Rather than fret, Cox and other endemic golf retailers see opportunity. As the retail giant becomes an ever-expanding force in selling golf merchandise, Amazon hasn’t made much of a dent in golf club sales, which usually require trial. Cox’s business, meanwhile, is one of the industry’s leading providers of custom golf balls and gear. Golfballs.com produces nearly 100,000 personalized golf balls every week along with a variety of other customized products including tees, ball markers, embroidered golf hats, and shirts.

When Golfballs.com was founded in Lafayette, Louisiana, in 1995, it was the state’s first e-commerce business. (Photo: Golfballs.com)

 

“Amazon’s not going to cut your hair for you, so they aren’t going to hurt the barber business,” Cox said. “The best experience to buy a club is really where you get a chance to feel it, touch it, hold it and get fitted for it for exactly your game. At this stage, that’s not Amazon.”

That’s also why custom fitting should continue to be a difference-maker for brick-and-mortar stores. GOLFTEC, Club Champion, Hot Sticks, Cool Clubs, and True Spec have created a niche with specialty fitting experiences.

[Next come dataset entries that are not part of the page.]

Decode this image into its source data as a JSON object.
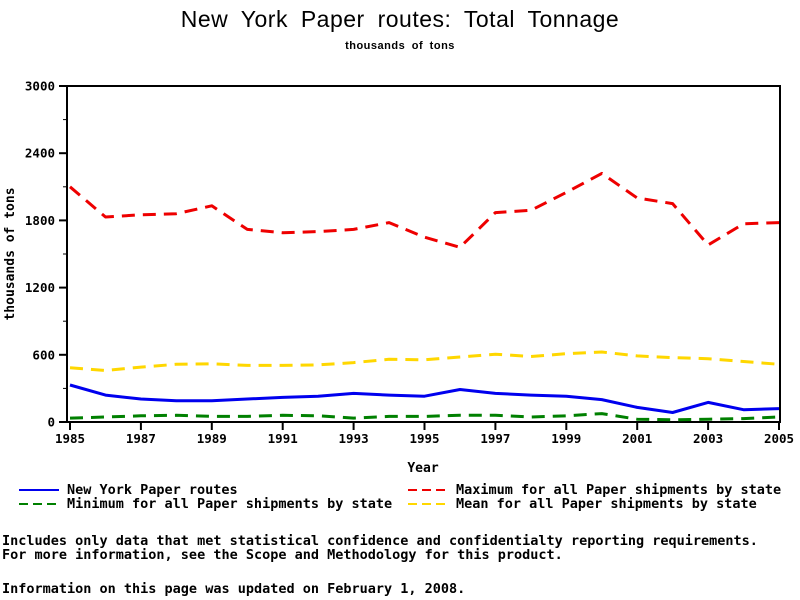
{
  "title": "New York Paper routes: Total Tonnage",
  "subtitle": "thousands of tons",
  "footer": {
    "line1": "Includes only data that met statistical confidence and confidentialty reporting requirements.",
    "line2": "For more information, see the Scope and Methodology for this product.",
    "line3": "Information on this page was updated on February 1, 2008."
  },
  "chart_data": {
    "type": "line",
    "title": "New York Paper routes: Total Tonnage",
    "subtitle": "thousands of tons",
    "xlabel": "Year",
    "ylabel": "thousands of tons",
    "xlim": [
      1985,
      2005
    ],
    "ylim": [
      0,
      3000
    ],
    "grid": false,
    "legend_position": "bottom",
    "x_ticks": [
      1985,
      1987,
      1989,
      1991,
      1993,
      1995,
      1997,
      1999,
      2001,
      2003,
      2005
    ],
    "y_ticks": [
      0,
      600,
      1200,
      1800,
      2400,
      3000
    ],
    "y_minor_ticks": [
      300,
      900,
      1500,
      2100,
      2700
    ],
    "x": [
      1985,
      1986,
      1987,
      1988,
      1989,
      1990,
      1991,
      1992,
      1993,
      1994,
      1995,
      1996,
      1997,
      1998,
      1999,
      2000,
      2001,
      2002,
      2003,
      2004,
      2005
    ],
    "series": [
      {
        "name": "New York Paper routes",
        "color": "#0000ee",
        "style": "solid",
        "values": [
          330,
          240,
          205,
          190,
          190,
          205,
          220,
          230,
          255,
          240,
          230,
          290,
          255,
          240,
          230,
          200,
          130,
          85,
          175,
          110,
          120
        ]
      },
      {
        "name": "Maximum for all Paper shipments by state",
        "color": "#ee0000",
        "style": "dashed",
        "values": [
          2100,
          1830,
          1850,
          1860,
          1930,
          1720,
          1690,
          1700,
          1720,
          1780,
          1650,
          1560,
          1870,
          1890,
          2050,
          2220,
          2000,
          1950,
          1580,
          1770,
          1780
        ]
      },
      {
        "name": "Minimum for all Paper shipments by state",
        "color": "#008000",
        "style": "dashed",
        "values": [
          35,
          45,
          55,
          60,
          50,
          50,
          60,
          55,
          35,
          50,
          50,
          60,
          60,
          45,
          55,
          75,
          25,
          20,
          25,
          30,
          45
        ]
      },
      {
        "name": "Mean for all Paper shipments by state",
        "color": "#ffd700",
        "style": "dashed",
        "values": [
          485,
          460,
          490,
          515,
          520,
          505,
          505,
          510,
          530,
          560,
          555,
          580,
          605,
          585,
          610,
          625,
          590,
          575,
          565,
          540,
          515
        ]
      }
    ]
  }
}
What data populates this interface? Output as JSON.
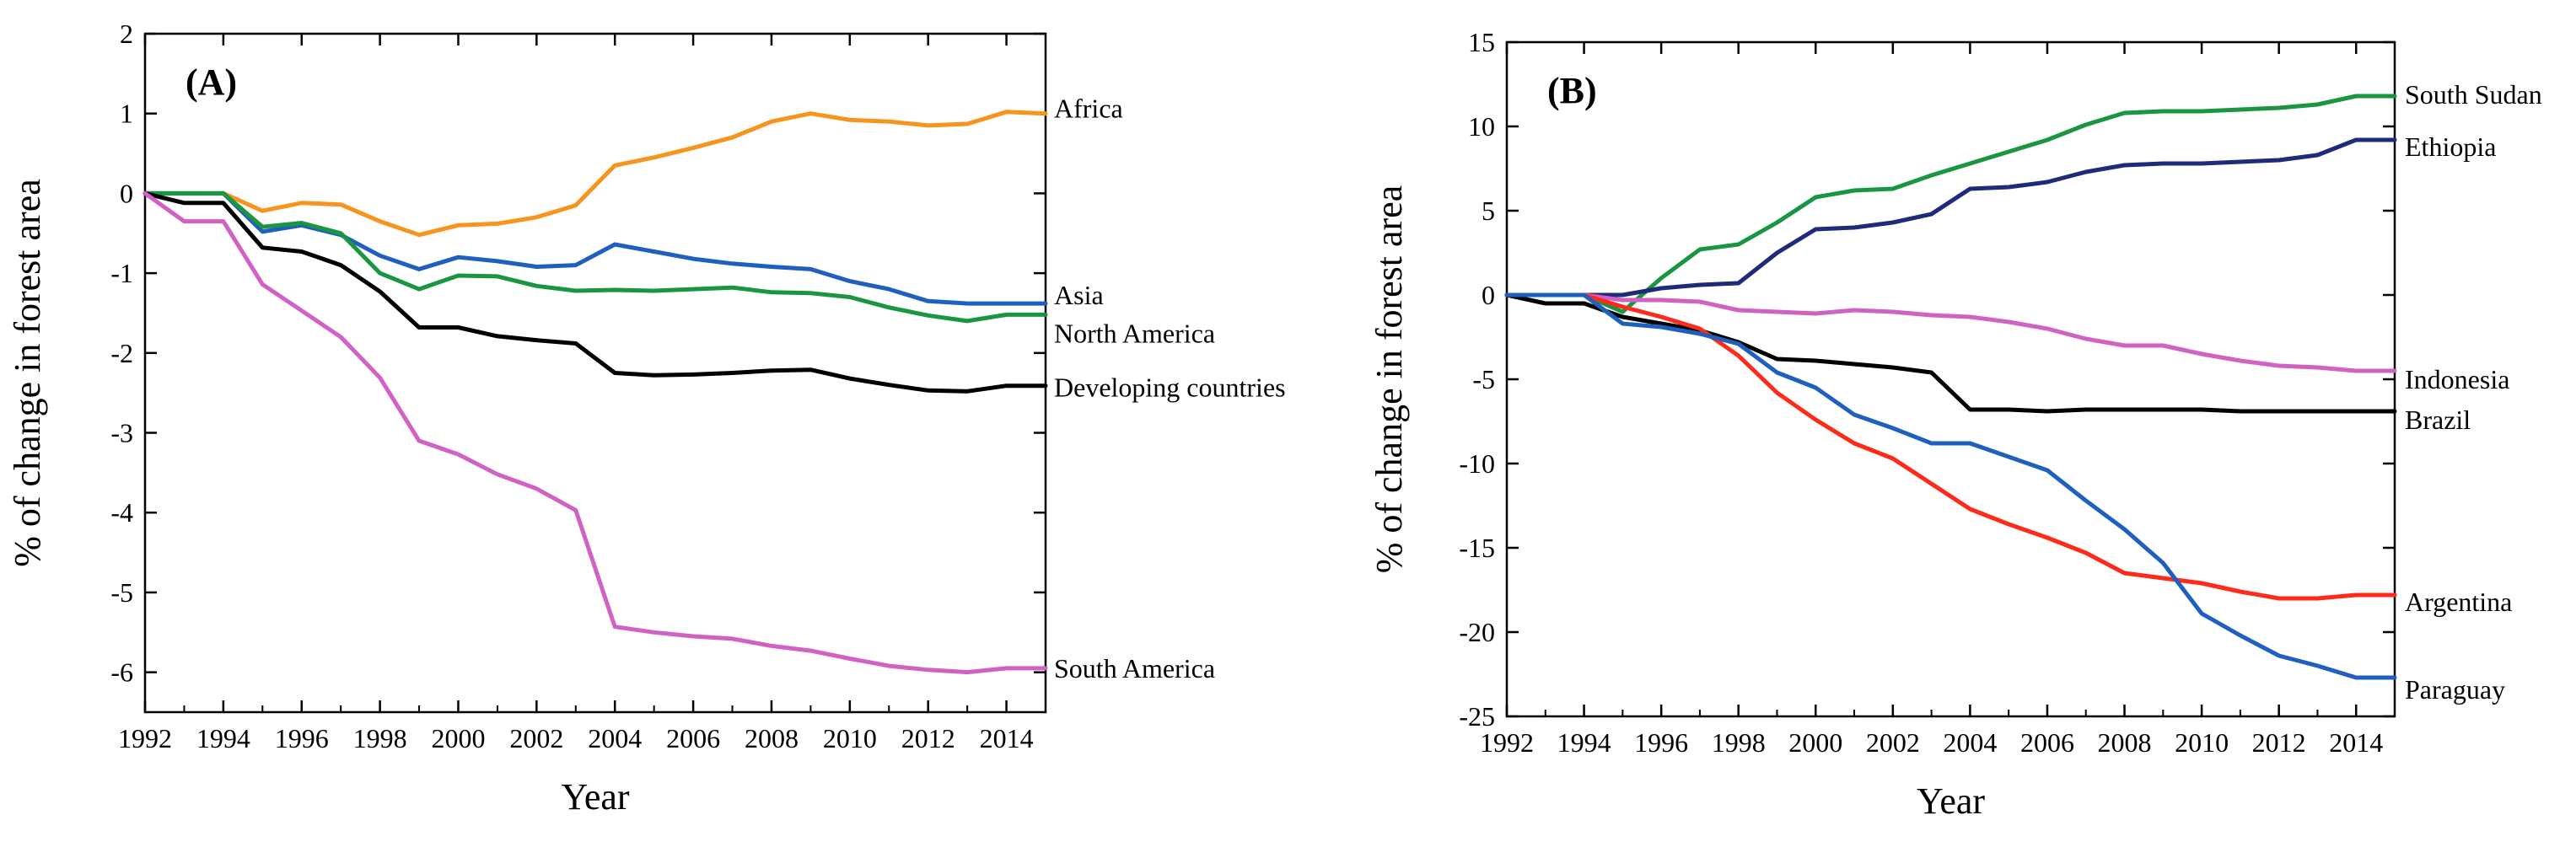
{
  "chart_data": [
    {
      "type": "line",
      "panel_label": "(A)",
      "xlabel": "Year",
      "ylabel": "% of change in forest area",
      "xlim": [
        1992,
        2015
      ],
      "ylim": [
        -6.5,
        2
      ],
      "xticks": [
        1992,
        1994,
        1996,
        1998,
        2000,
        2002,
        2004,
        2006,
        2008,
        2010,
        2012,
        2014
      ],
      "yticks": [
        2,
        1,
        0,
        -1,
        -2,
        -3,
        -4,
        -5,
        -6
      ],
      "x": [
        1992,
        1993,
        1994,
        1995,
        1996,
        1997,
        1998,
        1999,
        2000,
        2001,
        2002,
        2003,
        2004,
        2005,
        2006,
        2007,
        2008,
        2009,
        2010,
        2011,
        2012,
        2013,
        2014,
        2015
      ],
      "series": [
        {
          "name": "Africa",
          "color": "#f7941d",
          "values": [
            0,
            0,
            0,
            -0.22,
            -0.12,
            -0.14,
            -0.35,
            -0.52,
            -0.4,
            -0.38,
            -0.3,
            -0.15,
            0.35,
            0.45,
            0.57,
            0.7,
            0.9,
            1.0,
            0.92,
            0.9,
            0.85,
            0.87,
            1.02,
            1.0
          ]
        },
        {
          "name": "Asia",
          "color": "#1f5fbf",
          "values": [
            0,
            0,
            0,
            -0.48,
            -0.4,
            -0.52,
            -0.78,
            -0.95,
            -0.8,
            -0.85,
            -0.92,
            -0.9,
            -0.64,
            -0.73,
            -0.82,
            -0.88,
            -0.92,
            -0.95,
            -1.1,
            -1.2,
            -1.35,
            -1.38,
            -1.38,
            -1.38
          ]
        },
        {
          "name": "North America",
          "color": "#1a9641",
          "values": [
            0,
            0,
            0,
            -0.42,
            -0.37,
            -0.5,
            -1.0,
            -1.2,
            -1.03,
            -1.04,
            -1.16,
            -1.22,
            -1.21,
            -1.22,
            -1.2,
            -1.18,
            -1.24,
            -1.25,
            -1.3,
            -1.43,
            -1.53,
            -1.6,
            -1.52,
            -1.52
          ]
        },
        {
          "name": "Developing countries",
          "color": "#000000",
          "values": [
            0,
            -0.12,
            -0.12,
            -0.68,
            -0.73,
            -0.9,
            -1.23,
            -1.68,
            -1.68,
            -1.79,
            -1.84,
            -1.88,
            -2.25,
            -2.28,
            -2.27,
            -2.25,
            -2.22,
            -2.21,
            -2.32,
            -2.4,
            -2.47,
            -2.48,
            -2.41,
            -2.41
          ]
        },
        {
          "name": "South America",
          "color": "#d062c4",
          "values": [
            0,
            -0.35,
            -0.35,
            -1.14,
            -1.47,
            -1.8,
            -2.31,
            -3.1,
            -3.27,
            -3.52,
            -3.7,
            -3.97,
            -5.43,
            -5.5,
            -5.55,
            -5.58,
            -5.67,
            -5.73,
            -5.83,
            -5.92,
            -5.97,
            -6.0,
            -5.95,
            -5.95
          ]
        }
      ]
    },
    {
      "type": "line",
      "panel_label": "(B)",
      "xlabel": "Year",
      "ylabel": "% of change in forest area",
      "xlim": [
        1992,
        2015
      ],
      "ylim": [
        -25,
        15
      ],
      "xticks": [
        1992,
        1994,
        1996,
        1998,
        2000,
        2002,
        2004,
        2006,
        2008,
        2010,
        2012,
        2014
      ],
      "yticks": [
        15,
        10,
        5,
        0,
        -5,
        -10,
        -15,
        -20,
        -25
      ],
      "x": [
        1992,
        1993,
        1994,
        1995,
        1996,
        1997,
        1998,
        1999,
        2000,
        2001,
        2002,
        2003,
        2004,
        2005,
        2006,
        2007,
        2008,
        2009,
        2010,
        2011,
        2012,
        2013,
        2014,
        2015
      ],
      "series": [
        {
          "name": "South Sudan",
          "color": "#1a9641",
          "values": [
            0,
            0,
            0,
            -1.0,
            1.0,
            2.7,
            3.0,
            4.3,
            5.8,
            6.2,
            6.3,
            7.1,
            7.8,
            8.5,
            9.2,
            10.1,
            10.8,
            10.9,
            10.9,
            11.0,
            11.1,
            11.3,
            11.8,
            11.8
          ]
        },
        {
          "name": "Ethiopia",
          "color": "#1f2a7a",
          "values": [
            0,
            0,
            0,
            0,
            0.4,
            0.6,
            0.7,
            2.5,
            3.9,
            4.0,
            4.3,
            4.8,
            6.3,
            6.4,
            6.7,
            7.3,
            7.7,
            7.8,
            7.8,
            7.9,
            8.0,
            8.3,
            9.2,
            9.2
          ]
        },
        {
          "name": "Indonesia",
          "color": "#d062c4",
          "values": [
            0,
            0,
            0,
            -0.3,
            -0.3,
            -0.4,
            -0.9,
            -1.0,
            -1.1,
            -0.9,
            -1.0,
            -1.2,
            -1.3,
            -1.6,
            -2.0,
            -2.6,
            -3.0,
            -3.0,
            -3.5,
            -3.9,
            -4.2,
            -4.3,
            -4.5,
            -4.5
          ]
        },
        {
          "name": "Brazil",
          "color": "#000000",
          "values": [
            0,
            -0.5,
            -0.5,
            -1.3,
            -1.7,
            -2.1,
            -2.8,
            -3.8,
            -3.9,
            -4.1,
            -4.3,
            -4.6,
            -6.8,
            -6.8,
            -6.9,
            -6.8,
            -6.8,
            -6.8,
            -6.8,
            -6.9,
            -6.9,
            -6.9,
            -6.9,
            -6.9
          ]
        },
        {
          "name": "Argentina",
          "color": "#ff2a1a",
          "values": [
            0,
            0,
            0,
            -0.7,
            -1.3,
            -2.0,
            -3.6,
            -5.8,
            -7.4,
            -8.8,
            -9.7,
            -11.2,
            -12.7,
            -13.6,
            -14.4,
            -15.3,
            -16.5,
            -16.8,
            -17.1,
            -17.6,
            -18.0,
            -18.0,
            -17.8,
            -17.8
          ]
        },
        {
          "name": "Paraguay",
          "color": "#1f5fbf",
          "values": [
            0,
            0,
            0,
            -1.7,
            -1.9,
            -2.3,
            -2.9,
            -4.6,
            -5.5,
            -7.1,
            -7.9,
            -8.8,
            -8.8,
            -9.6,
            -10.4,
            -12.2,
            -13.9,
            -15.9,
            -18.9,
            -20.2,
            -21.4,
            -22.0,
            -22.7,
            -22.7
          ]
        }
      ]
    }
  ]
}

Unlike traditional retailers that carry inventory and face significant price pressure, Club Champion fits and builds unique, custom clubs for their customers. Inventory needs are minimal and, because their product is custom fitted, they don’t compete against web-based retailers on price. As a result, the company is one of the fastest growing retailers in golf with 2018 overall revenue growth up almost 60 percent. Expanding from just eight locations five years ago, the company opened 31 stores in the last 12 months and currently has 62 retail studios and is planning to open additional stores in 2019.

“Other people sell golf clubs, we sell improvement,” said Joe Lee, Club Champion’s CEO.

Likewise, PGA TOUR Superstore has created a golf shopping experience. In addition to fitting over 100,000 customers in its stores last year, CEO Dick Sullivan says his company gave 50,000 lessons, changed 750,000 grips, and in 2017 made a multi-million dollar investment to upgrade all in-store simulators.

“All the things we do in our stores is why we exist, why we break records and why we have 500 people waiting in line for a store opening,” Sullivan said. “If we stop doing that, if we don’t do the training inside of our stores, we become just a commodity-type business and we become very vulnerable to the Amazons and others in the space.”

Customization, providing services such as clinics, lessons and repairs and experiential offerings (clubs fittings, launch monitors and simulators) has become a key part of these retailers’ strategy to compete against Amazon’s rapid and extensive home delivery network.

“You don’t see Amazon giving lessons or putting grips on; we’re unique that way,” Sullivan added. “We don’t just sell product. We provide a different level of service.”